Payments from device manufacturers to physicians are likely to have a bearing on device selection in patients receiving an implantable cardioverter defibrillator (ICD) or cardiac resynchronisation therapy-defibrillator (CRT-D), a study published in the Journal of the American Medical Association (JAMA) has concluded.
The US cross-sectional study examined the association between payments to physicians from four major device manufacturers—which were not named in the study—and device selection for patients undergoing first-time implantation of an ICD or CRT-D. Study authors Amarnath Annapureddy (Center for Outcomes Research and Evaluation, Yale-New Haven Hospital, New Haven, Connecticut) et al concluded that patients were substantially more likely to receive ICD or CRT-D devices from a manufacturer providing the highest payment to the physician performing the procedure.
The researchers used data from the National Cardiovascular Data Registry (NCDR) ICD Registry which was then linked with payment data from the Open Payments Program, taken from 1 January 2016 through to 31 December 2018.
Patients were categorised into four groups—A, B, C, and D—corresponding to the manufacturer from which the physician who performed the implantation received the largest payment. For each patient group, the proportion of patients who received a device from the manufacturer that provided the largest payment to the physician who performed implantation was determined by the research team. Within each group, the absolute difference in proportional use of devices between the manufacturer that made the highest payment and the proportion of devices from the same manufacturer in the entire study cohort (expected prevalence) was calculated.
The study found that over the three-year period, 145,900 patients (median age, 65 years; 29.6% women) received ICD or CRT-D devices from the four chosen manufacturers, implanted by 4,435 physicians at 1,763 facilities. Among these physicians, 4,152 (94%) had received payments from device manufacturers ranging from US$2 to US$323,559 with a median payment of US$1,211 (interquartile range, US$390‒US$3,702).
Between 38.5% and 54.7% of patients received devices from the manufacturers that had provided physicians with the largest payments, the study team reports. Patients were substantially more likely to receive devices made by the manufacturer that provided the largest payment to the physician who performed implantation than they were from each other individual manufacturer, they add.

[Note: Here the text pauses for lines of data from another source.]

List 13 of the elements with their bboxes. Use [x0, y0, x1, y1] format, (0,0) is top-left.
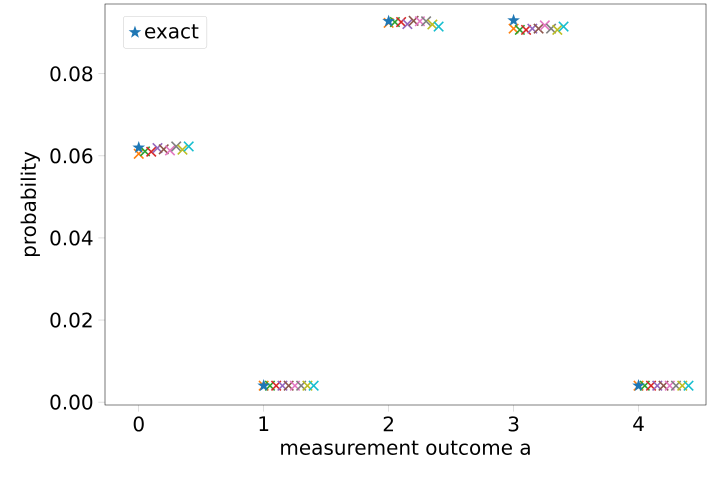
x-tick-label: 3: [508, 416, 518, 432]
x-tick-label: 4: [633, 416, 644, 431]
x-axis-title: measurement outcome a: [281, 440, 530, 455]
y-tick-label: 0.02: [50, 312, 92, 328]
legend-label: exact: [145, 24, 198, 39]
x-tick-label: 2: [384, 416, 394, 432]
y-tick-label: 0.08: [50, 66, 92, 82]
y-axis-title: probability: [20, 152, 40, 256]
y-tick-label: 0.06: [50, 148, 92, 164]
x-tick-label: 0: [134, 416, 144, 432]
y-tick-label: 0.00: [50, 394, 92, 410]
x-tick-label: 1: [260, 416, 268, 431]
y-tick-label: 0.04: [50, 230, 92, 246]
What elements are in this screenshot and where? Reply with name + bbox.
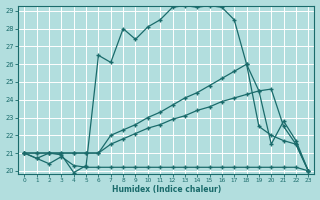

Discussing the findings, the authors note that there are a number of factors that may drive device selection, including patient, device, hospital, and physician considerations. “Patients may express a preference for a device from a particular manufacturer based on experiences of family and friends,” they write. “Furthermore, there are clinical scenarios that may dictate the use of a particular manufacturer’s device. For example, a patient requiring a subcutaneous ICD could only receive a device by one manufacturer. Similarly, differences in device functionality, such as compatibility with magnetic resonance imaging, lead characteristics, and battery life may influence clinical decision-making. In addition, hospital contracting could restrict device choice. However, in this study, devices from a single manufacturer were used in 236 hospitals (13%).”
Annapureddy and colleagues suggest that it is likely that physician choice is also an important determinant of device selection. Futhermore, they state: “This study’s findings raise the possibility that payments from device manufacturers may influence the physician’s choice in selection of a manufacturer’s device.”
However, this may not be the only contributing factor, they add, noting that device experience and familiarity, are also important considerations.
The study team notes that there are several limitations to the findings, notably that it could not be ascertained whether implanting the devices preceded or followed a physician’s receipt of payments, while also noting that the study cannot exclude the possibility of unmeasured confounders, including patients’ preferences, patients’ clinical factors that may warrant one device over another, and differences in devices, such as battery life, that might play a role in the selection of an implant. Additionally they add that relatively little is known about the comparative effectiveness of devices from various manufacturers used between 2016 and 2018.